Retired state workers won a court battle Thursday in their fight to get their automatic cost-of-living increase back.

That happened when the Colorado Court of Appeals ruled that their case against a 2010 state law that took away their automatic 5 percent COLA increase violated a contractual agreement made to them when they signed up for the state worker pension plan under the Public Employees’ Retirement Association. The recent recession had a devastating impact on those pensions, threatening PERA’s long-term solvency.

As a result, the Colorado Legislature passed a slew of changes to benefits offered to PERA members.

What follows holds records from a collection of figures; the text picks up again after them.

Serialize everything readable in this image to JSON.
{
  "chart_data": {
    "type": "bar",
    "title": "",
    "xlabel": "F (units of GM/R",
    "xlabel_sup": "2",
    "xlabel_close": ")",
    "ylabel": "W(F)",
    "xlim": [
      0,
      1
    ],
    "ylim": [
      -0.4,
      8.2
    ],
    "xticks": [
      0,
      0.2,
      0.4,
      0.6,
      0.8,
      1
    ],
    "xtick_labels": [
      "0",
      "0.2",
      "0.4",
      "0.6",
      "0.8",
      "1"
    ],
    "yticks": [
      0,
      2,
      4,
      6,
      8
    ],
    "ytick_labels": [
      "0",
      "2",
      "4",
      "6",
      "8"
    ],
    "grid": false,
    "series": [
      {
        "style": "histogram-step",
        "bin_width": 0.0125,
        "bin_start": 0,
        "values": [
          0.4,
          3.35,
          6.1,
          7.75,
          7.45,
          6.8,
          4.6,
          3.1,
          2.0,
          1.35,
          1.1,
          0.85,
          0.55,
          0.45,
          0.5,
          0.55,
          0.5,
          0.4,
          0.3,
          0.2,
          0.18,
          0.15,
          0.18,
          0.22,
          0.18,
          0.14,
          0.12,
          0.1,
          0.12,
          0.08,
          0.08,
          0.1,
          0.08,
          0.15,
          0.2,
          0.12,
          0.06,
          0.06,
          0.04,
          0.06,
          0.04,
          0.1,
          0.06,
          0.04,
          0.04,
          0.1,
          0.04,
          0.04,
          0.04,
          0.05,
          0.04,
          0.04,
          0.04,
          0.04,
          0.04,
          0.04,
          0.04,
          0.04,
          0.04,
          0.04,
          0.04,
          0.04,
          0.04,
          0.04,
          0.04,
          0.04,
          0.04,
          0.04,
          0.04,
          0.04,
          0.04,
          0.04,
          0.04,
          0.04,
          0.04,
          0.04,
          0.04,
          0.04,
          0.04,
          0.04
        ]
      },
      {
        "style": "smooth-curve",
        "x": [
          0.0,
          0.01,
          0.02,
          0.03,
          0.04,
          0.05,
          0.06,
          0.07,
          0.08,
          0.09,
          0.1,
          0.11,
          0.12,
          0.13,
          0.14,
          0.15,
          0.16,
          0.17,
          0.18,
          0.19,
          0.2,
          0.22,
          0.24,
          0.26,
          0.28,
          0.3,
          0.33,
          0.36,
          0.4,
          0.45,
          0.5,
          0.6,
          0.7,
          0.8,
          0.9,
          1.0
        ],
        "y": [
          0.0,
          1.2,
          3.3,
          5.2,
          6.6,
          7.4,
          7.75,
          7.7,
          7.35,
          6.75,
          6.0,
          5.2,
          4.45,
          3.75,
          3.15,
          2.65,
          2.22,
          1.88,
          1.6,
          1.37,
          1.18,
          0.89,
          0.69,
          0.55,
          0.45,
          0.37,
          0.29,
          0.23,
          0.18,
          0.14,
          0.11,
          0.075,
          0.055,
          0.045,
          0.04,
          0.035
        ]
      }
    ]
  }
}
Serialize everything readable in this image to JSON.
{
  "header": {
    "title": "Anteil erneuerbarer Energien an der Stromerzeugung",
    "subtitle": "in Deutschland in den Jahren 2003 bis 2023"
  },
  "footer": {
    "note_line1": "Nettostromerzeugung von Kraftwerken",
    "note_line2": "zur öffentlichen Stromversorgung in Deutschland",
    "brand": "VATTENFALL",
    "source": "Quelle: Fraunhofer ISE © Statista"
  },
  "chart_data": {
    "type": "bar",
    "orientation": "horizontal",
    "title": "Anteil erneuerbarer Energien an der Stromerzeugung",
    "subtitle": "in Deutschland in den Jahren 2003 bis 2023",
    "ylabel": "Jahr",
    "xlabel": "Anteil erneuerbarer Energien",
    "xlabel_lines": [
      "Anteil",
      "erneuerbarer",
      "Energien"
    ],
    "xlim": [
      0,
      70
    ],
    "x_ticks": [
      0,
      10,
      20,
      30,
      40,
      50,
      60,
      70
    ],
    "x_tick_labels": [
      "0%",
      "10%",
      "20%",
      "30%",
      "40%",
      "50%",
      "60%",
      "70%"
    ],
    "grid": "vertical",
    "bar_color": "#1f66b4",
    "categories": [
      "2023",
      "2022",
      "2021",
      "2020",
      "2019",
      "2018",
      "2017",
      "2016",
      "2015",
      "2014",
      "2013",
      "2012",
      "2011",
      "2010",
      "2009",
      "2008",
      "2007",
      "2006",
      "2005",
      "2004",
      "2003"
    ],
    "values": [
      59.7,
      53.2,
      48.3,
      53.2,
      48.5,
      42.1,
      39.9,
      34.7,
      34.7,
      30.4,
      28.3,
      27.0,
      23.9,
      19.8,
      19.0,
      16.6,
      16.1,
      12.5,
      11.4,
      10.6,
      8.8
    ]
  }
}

One was the automatic COLA increase to retirees regardless of what happens in the economy.

Several PERA retirees sued the state, but Denver District Judge Robert Hyatt dismissed it, saying the Legislature had a right to alter the COLA increase.

“While plaintiffs unarguably have a contractual right to their PERA pension itself, they do not have a contractual right to the specific COLA formula in place at their respective retirement, for life without change,” Hyatt wrote in dismissing the case.

A three-judge panel of the court disagreed, to a point. In its ruling Thursday, the higher court said the state could only reduce the increase if it can show a “public need” to do so.

“The (district) court must still determine whether any impairment of the right is substantial and, if so, whether the reduction was reasonable and necessary to serve a significant and legitimate public purpose,” Judge Jerry Jones wrote in the ruling. The decision, which sends the case back to Denver District Court,  was joined by judges Dennis Graham and Diana Terry.